Marciano vigorously denied the allegations to Time, saying: “I have never been alone with Kate Upton. I have never touched her inappropriately. Nor would I ever refer to a Guess model in such a derogatory manner.”
Marciano’s denial is odd, however, as Upton does not claim in her account that the abuse happened when they were alone, and Time reports that photographer Yu Tsai told them he witnessed the harassment Upton describes.
The controversy now swirling around Marciano began when Upton tweeted a message about Marciano accompanied by the #MeToo:
Upton was criticized in some quarters for not providing more details of the allegation—but she has now done so.

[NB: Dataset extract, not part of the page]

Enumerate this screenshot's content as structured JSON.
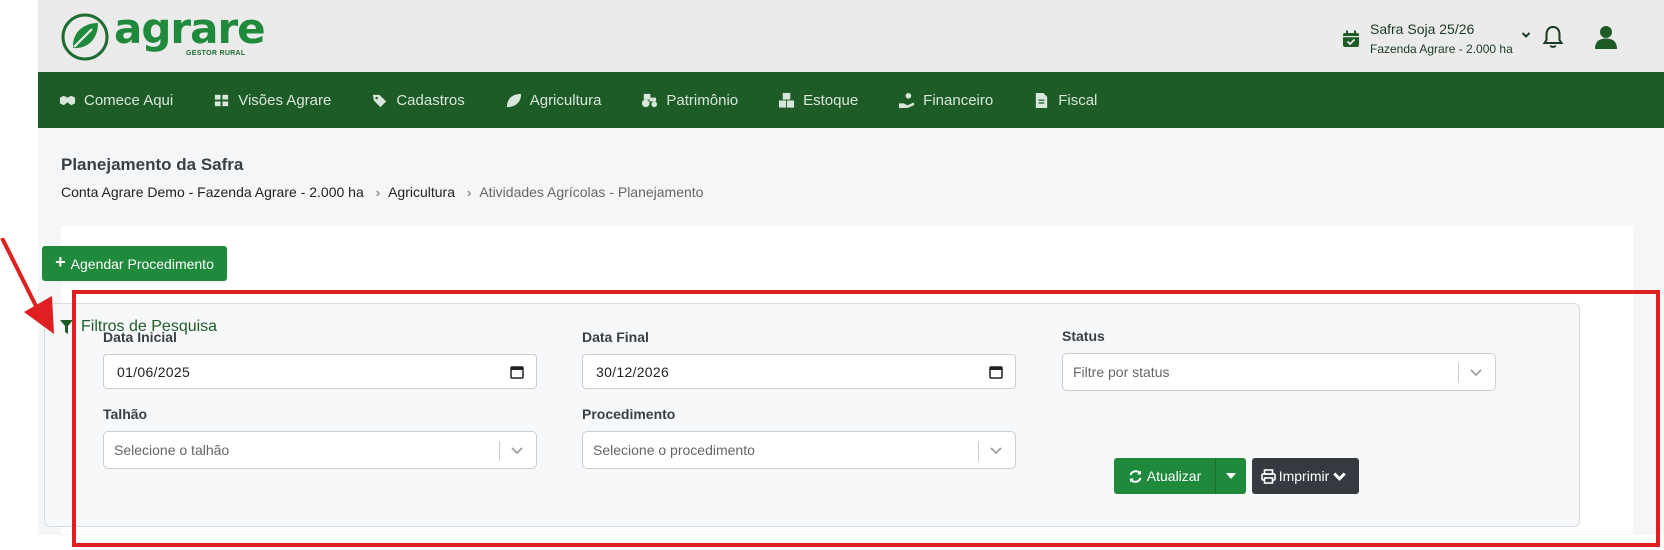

She tells Time the alleged abuse began when she met Marciano after her first-ever shoot with Guess: “As soon as I walked in with photographer Yu Tsai, Paul came straight up to me, forcibly grabbed my breasts and started feeling them—playing with them actually. After I pushed him away, he said, ‘I’m making sure they’re real.’
“Despite doing everything I could physically do to avoid his touch throughout the meeting, he continued to touch me in a very dominating and aggressive way, grabbing my thighs, my arms to pull me closer, my shoulders to pull me closer, my neck, my breasts, and smelling me. He then told Yu Tsai to leave us alone. I was able to send a quick text to Yu Tsai asking him to stay. He did, but that did not stop Paul’s constant grabbing. I was extremely shaken, surprised, and scared.”

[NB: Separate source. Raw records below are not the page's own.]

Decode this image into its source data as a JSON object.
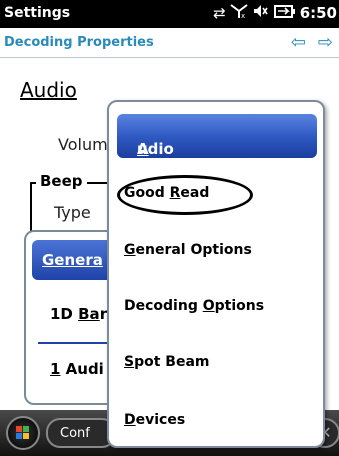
{
  "status_bar": {
    "title": "Settings",
    "time": "6:50",
    "icons": [
      "sync-icon",
      "no-signal-icon",
      "speaker-mute-icon",
      "battery-charging-icon"
    ]
  },
  "header": {
    "title": "Decoding Properties",
    "left_arrow_icon": "arrow-left-icon",
    "right_arrow_icon": "arrow-right-icon"
  },
  "page": {
    "section_title": "Audio",
    "volume_label": "Volum",
    "beep_legend": "Beep",
    "type_label": "Type"
  },
  "background_menu": {
    "selected": "Genera",
    "item1_prefix": "1D ",
    "item1_accel": "Ba",
    "item1_suffix": "r",
    "item2_prefix": "1",
    "item2_suffix": " Audi"
  },
  "taskbar": {
    "start_icon": "windows-start-icon",
    "left_button": "Conf",
    "close_icon": "close-icon"
  },
  "popup_menu": {
    "items": [
      {
        "accel": "A",
        "rest": "udio",
        "selected": true
      },
      {
        "pre": "Good ",
        "accel": "R",
        "rest": "ead",
        "highlighted": true
      },
      {
        "accel": "G",
        "rest": "eneral Options"
      },
      {
        "pre": "Decoding ",
        "accel": "O",
        "rest": "ptions"
      },
      {
        "accel": "S",
        "rest": "pot Beam"
      },
      {
        "accel": "D",
        "rest": "evices"
      }
    ]
  }
}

Upton told Time: “At one point he forcibly grabbed the back of my head so that I could not move and started kissing my face and my neck. I remember not wanting to say ‘Get off of me!’ because I didn’t want to open my mouth to say anything because I didn’t want him to be able to put his tongue in my mouth. I had two options: Do everything I could to wiggle away and avoid his pursuit, or punch the CEO of Guess. So I decided to just wiggle away.”
Upton says on another occasion, Marciano bombarded her with phone calls between shoots. After she turned her phone off: “I learned that I had been fired from the shoot. Someone had called my agency to say I had gotten fat and would not be needed on set [that day]. I was devastated, especially because at this point no one from Guess had even seen me.”
Upton says that she and photographer Yu Tsai “came up with a plan that anytime Paul invited himself to my room, I would text Yu Tsai to be there so that I was never alone in a room with him. I was still very nervous and scared because clearly Paul was comfortable with touching me in front of him. But Yu Tsai assured me that he would look out for me, so that’s what we did.”
Upton alleges that ahead of another shoot, Marciano texted her messages “telling me how excited he was to see me, that he wanted me to change in front of him so he could see my naked body getting into his clothes. He asked if I thought of him when I was posing sexy on set.”
Upton said that Marciano became more aggressive after Yu Tsai was replaced with photographer Ellen von Unwerth.
During a final shoot in May 2011, Upton alleges, Marciano was “outwardly rude and degrading the entire time. He said I was ‘disgusting’ and started telling people how unprofessional I was by spreading rumors that I was drunk on set and partying every night, which of course I wasn’t. I was then told to leave because Paul had said, ‘Get that fat pig off my set.’”
Upton said in 2012, after her Sports Illustrated cover, Guess offered her $400,000 for a campaign. She refused the campaign following aggressive texts from Marciano, which, she alleges, told her not to bring her boyfriend on set.
Upton says the experience “took a huge toll on my confidence and self-worth” and made her want to quit modeling.
“The response from some [to this movement] has been, ‘It’s not that bad’ or ‘other men are much worse than him’ or ‘at least it wasn’t rape.’ Those are unacceptable statements. That’s our only line? At least he didn’t rape her? That’s a scary office to be in.”
Upton adds: “Nobody has a right over my body just because they view me as sexy or a sex icon. I think people need to be educated on the definition of consent. I don’t think there are any blurred lines in this. I don’t think you should be touching people at the workplace, and I don’t think you should be sexually speaking to a model as they’re doing their profession.”